Admettez-le: la majeure partie de ce que vous a apporté le facteur n'aura, au train où se diffuse la révolution Internet, plus besoin bientôt que d'un clic électronique pour vous parvenir directement. Et d'un autre clic pour répondre, payer, confirmer ou encore contester. Il reste, certes, encore des obstacles à lever pour imaginer un tel changement. De l'équipement de l'ensemble du territoire en réseau Internet haut débit à la présence d'ordinateurs dans les foyers, du surpassement de la fracture générationnelle à la légalisation de la facture numérique en passant par la dématérialisation des feuilles de paie. Toutes ces objections sont recevables.
Le grand basculement du courrier dans l'ère électronique n'en paraît pas moins inéluctable. Question de temps. Deux, trois, cinq ans? D'équipement. Les fonds collectés par le grand emprunt ne doivent-ils pas en partie permettre d'installer le numérique partout en France. D'économies pour les administrations, les entreprises, les organismes de protection sociale... L'Etat n'est pas le dernier, en poussant par exemple le contribuable à déclarer ses revenus sur Internet, à pousser à la roue. Et surtout d'acceptation.

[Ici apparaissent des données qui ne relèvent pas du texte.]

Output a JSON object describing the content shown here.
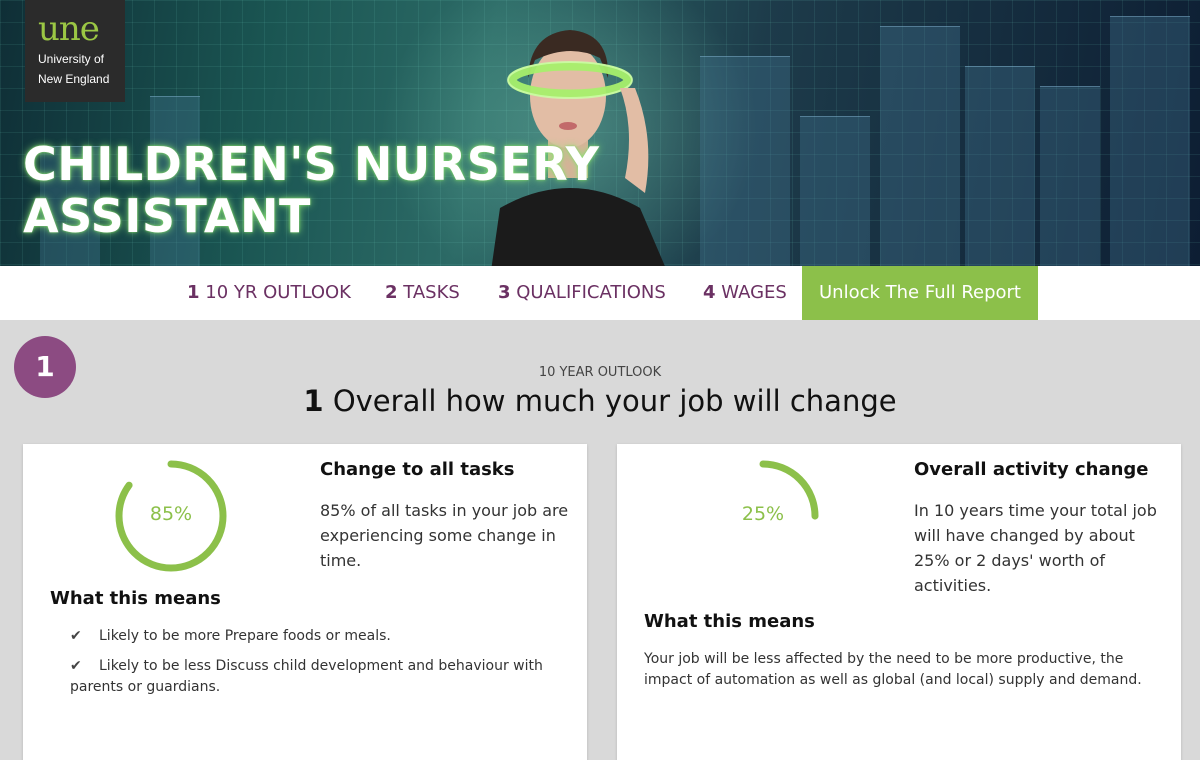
{
  "brand": {
    "logo_mark": "une",
    "logo_line1": "University of",
    "logo_line2": "New England"
  },
  "hero": {
    "title_line1": "CHILDREN'S NURSERY",
    "title_line2": "ASSISTANT"
  },
  "nav": {
    "items": [
      {
        "num": "1",
        "label": "10 YR OUTLOOK"
      },
      {
        "num": "2",
        "label": "TASKS"
      },
      {
        "num": "3",
        "label": "QUALIFICATIONS"
      },
      {
        "num": "4",
        "label": "WAGES"
      }
    ],
    "cta_label": "Unlock The Full Report"
  },
  "section": {
    "step": "1",
    "eyebrow": "10 YEAR OUTLOOK",
    "title_num": "1",
    "title_text": "Overall how much your job will change"
  },
  "cards": [
    {
      "ring_value": 0.85,
      "ring_label": "85%",
      "heading": "Change to all tasks",
      "text": "85% of all tasks in your job are experiencing some change in time.",
      "means_heading": "What this means",
      "bullets": [
        "Likely to be more Prepare foods or meals.",
        "Likely to be less Discuss child development and behaviour with parents or guardians."
      ]
    },
    {
      "ring_value": 0.25,
      "ring_label": "25%",
      "heading": "Overall activity change",
      "text": "In 10 years time your total job will have changed by about 25% or 2 days' worth of activities.",
      "means_heading": "What this means",
      "means_text": "Your job will be less affected by the need to be more productive, the impact of automation as well as global (and local) supply and demand."
    }
  ],
  "colors": {
    "accent_green": "#8cc04a",
    "brand_purple": "#6b3163",
    "badge_purple": "#8c4b82",
    "background_grey": "#d9d9d9"
  },
  "icons": {
    "check": "check-icon"
  }
}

Du blocage psychologique à la question du lien social que le réseau postal entretient sur le territoire, là réside évidemment le principal sujet d'inquiètude des élus locaux.
Une sorte de tragédie grecque à la mode postale va donc se jouer ces prochaines années. Le facteur a beau conserver la plus forte cote de popularité chez les Français, la chute spectaculaire du courrier, l'un des trois piliers de la Poste à coté de la livraison des colis et les services financiers, paraît être un phénomène inéluctable. On a beau tourner et retourner le problème dans tous les sens. L'activité courrier, qui représente encore la moitié des revenus de la Poste, tombe comme une pierre.
Au cours des six premiers mois de l'année, le volume distribué a chuté de près de 7%, soit deux fois plus vite que ce que prédisaient les Cassandre. La crise n'est pas étrangère à ce phénomène. Mais plus personne ne se hasarde à lui faire endosser seule la responsabilité de cet effondrement. Qu'il s'agisse du courrier d'affaires ou du courrier des particuliers, les facteurs qui expliquent la chute -Internet, télétransmission, marketing direct...- vont encore s'accélérer. Au point que la direction de la Poste anticipe une chute du tiers du volume des lettres distribuées à l'horizon de 2015.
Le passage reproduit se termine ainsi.